Tomorrow I will go down to the library and order volume three, which is the final volume of the translation.  There is a fourth volume, which contains the Syriac.  I’ll worry about that when I get to it.


More Michael the Syrian

A crisp sunny morning, a free afternoon at home, and an email arrives telling me that volume 2 of Michael the Syrian is available for collection at my local library.  Sometimes it all just comes together.  I wonder how much of it I can scan today?

UPDATE: (Early Afternoon) I’d forgotten how HEAVY the volumes are.  The physical labour in picking  them up, turning the page, placing it on the scanner, turning it round, etc, it pretty exhausting.  The paper is yellow-ish, which makes for speckling when scanned.  70 pages so far, tho.  The speckling seems to affect the margins most.

It’s an interesting question, whether to trim the margins or not.  Why bulk out the file with speckled white-space? 

UPDATE: (3pm) 123 pages.

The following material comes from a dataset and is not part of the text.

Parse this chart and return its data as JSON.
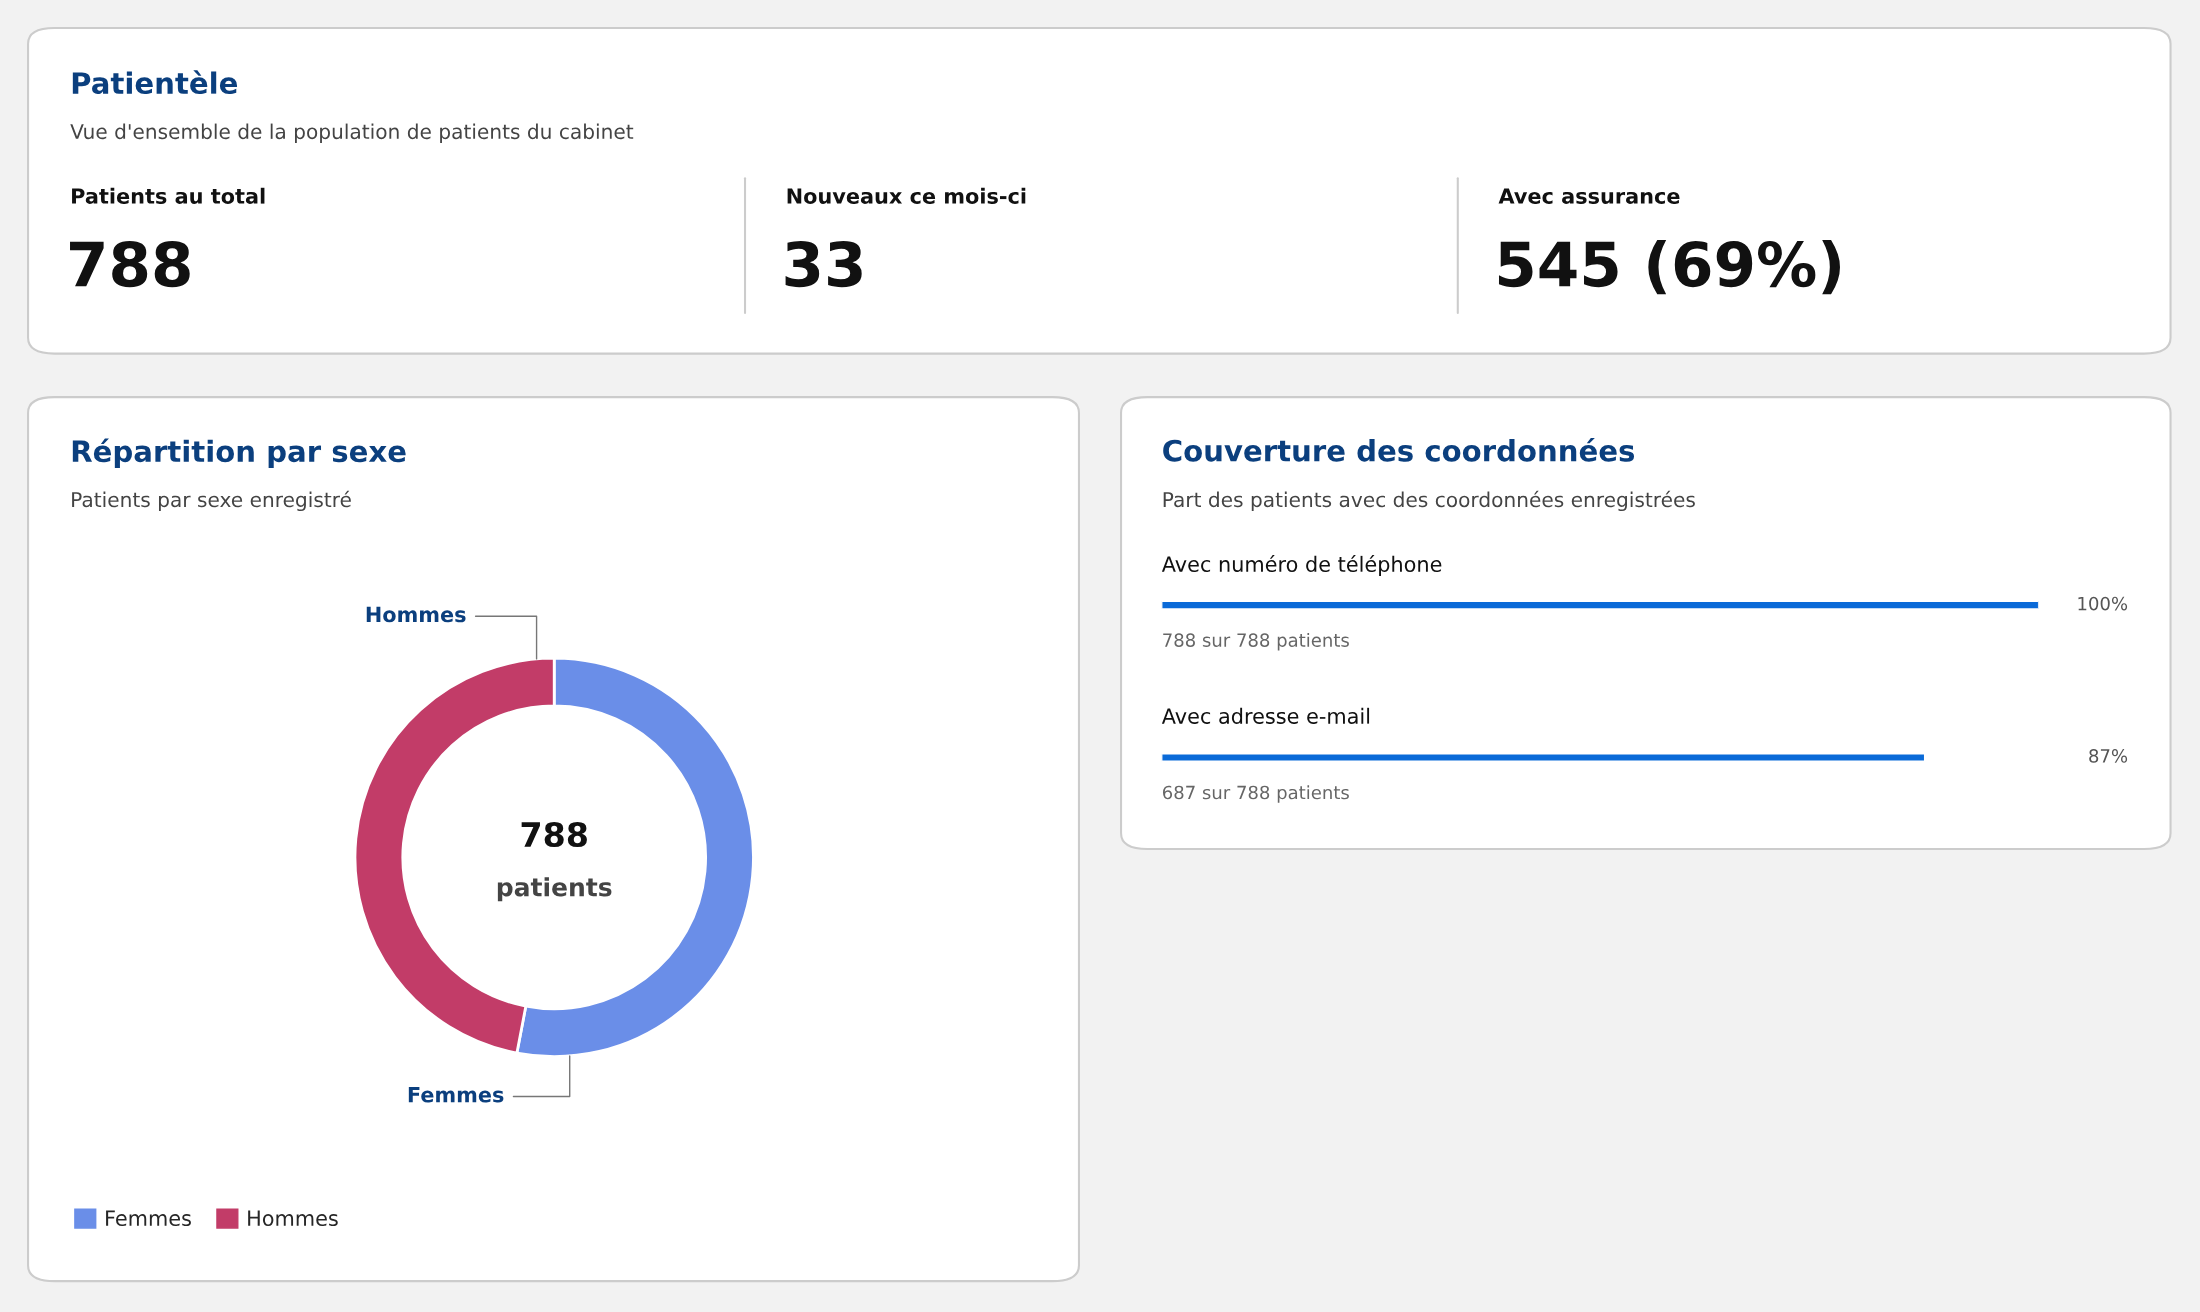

Groan.  One page had a bit of foxing, which came out as black splotches in black/white scanning.  So I did that page in colour.

UPDATE: (5pm) I’m aiming for 200 pages.  On page 190 at the moment, although I had to stop when the plumber arrived.  Then I can have dinner!  Somewhere in the reign of Justinian at the moment; I saw the name Belisarius a moment ago.


Uploading to Archive.org

Like most people, I have become used to searching Google books and Archive.org for out-of-copyright scholarly texts.  These are an enormous blessing to us all, where books normally hidden in University rare books rooms can be downloaded as a PDF. 

I’ve become aware that it is possible to upload books to Archive.org, and have uploaded a couple of items which I have, and which were not in the archive. 

Of course the first step is to scan the book.  For this I use Abbyy Finereader 8.0, which drives a Plustek Opticbook 3600 scanner at 400 dpi.   This creates images of the pages, and all the pages in the book can be saved as a single PDF file from Finereader.  For optical character recognition, I use Finereader 9.0 (which can only drive the scanner at 300 dpi or 600 dpi, curiously) which has much improved accuracy over Finereader 8.

It is necessary to create an account on Archive.org in order to upload.  Then you get a button ‘Upload’, and can use this to do an upload of a PDF.  This will work fine.  To add extra file formats, use the instructions in the FAQ; edit the item, use the item manager, checkout the item (no download is involved in checkout), and then use an FTP interface to add more files.  I was unable to get this to work in Internet Explorer 7 or Firefox 3; but the CuteFTP programme worked fine once I disabled secure-FTP and used simple FTP. 

I added to each item a text file output, a Word document with all the formatting, and an HTML file with simple formatting only. 

I would like to encourage readers to look at their shelves and consider which texts might be usefully uploaded.  Every printed item prior to 1st January 1923 is out of copyright in the USA and so can go up.  Copyright laws in the EU and UK require knowledge of the biography of the author, as copyright there absurdly expires 70 years after the death of the author.  But union catalogues of research material like COPAC these days often indicate the birth and death date of authors, making it possible to determine status.